About three years ago, I was performing on the Lower East Side, interacting with a group of finance bros. I knew that if they passed me on the street in my day-to-day life, they would look through me as if I were an apparition. They wouldn't see me at all. Yet after the show, they were so enthusiastic about me, shoving money in my bra and asking me to pose for pictures.
That night, I realized that beauty is a set of choices that we make. I can choose my level of visibility. I wasn't inherently beautiful or ugly; instead, I had this switch that I could toggle on or off at will. When I perform, I choose to tell people that I'm beautiful, and it changes how they see me.
I've stopped chasing beauty ideals that can't be obtained
Beauty is also expensive and fleeting. It's always placed just out of reach. A lot of womanhood is a process of negotiating with failure and trying to get as close as possible to something that can never actually be obtained.
I think about my own childhood obsession with Jessica Rabbit. She inspired who I wanted to be, but I could never be that. Jessica is a cartoon, and there's no human way to fully achieve being like her.
When I understood that beauty was unobtainable, I had more peace around it. Striving toward beauty felt like a game I could choose to play rather than an obstacle to overcome.
Sex toys are no substitution for conversations
For a while, I worked as a sex educator for a feminist toy store. In that role, I realized how scared everyone is to talk about bodies, desires, and sexual interactions. We're never given any of the basic vocabulary for these talks. We're just expected to pick it up in the doing. But that leaves a lot of us lost in the wilderness.
Many people I spoke with didn't even know how to ask for what they wanted. I realized that lots of people were seeking toys that would mean they didn't have to communicate with their partners. Sure, a vibrator can help you enhance your sex life, but it's not going to help you have a deeper conversation about the type of touch or role-play you want. But talking openly with your partner can help you have the sex you desire.
Confidence isn't the most interesting thing about me
I've always moved with unearned confidence. That's only grown over the past 12 years, while crowded rooms cheer for me while I take my clothes off.

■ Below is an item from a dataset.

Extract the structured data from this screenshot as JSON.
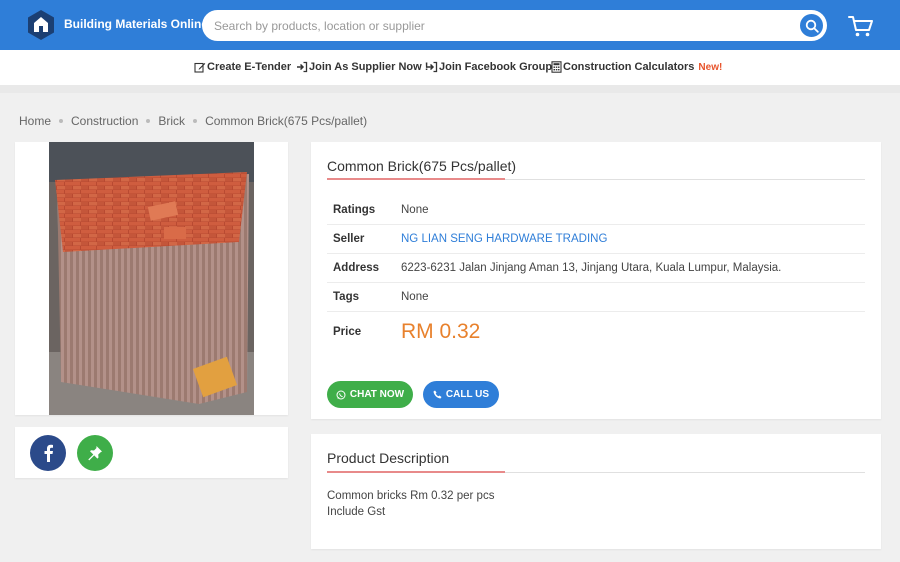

People get hung up on confidence a lot. It's as if confidence is a door you walk through, and you're in the promised land forever. I'm an extremely confident person, but even I know that doesn't account for the messiness of humanity. It doesn't take into account how lives and body image change.
Confidence is also not the most interesting thing about a person. I don't want only to read narratives about fat people who became confident. I want to know what happens next. I want the "and then."
That's a conversation I'm adding to with my book: expanding our limited archive of stories of fat people living life, having relationships, and doing something more profound than moving through the world with confidence.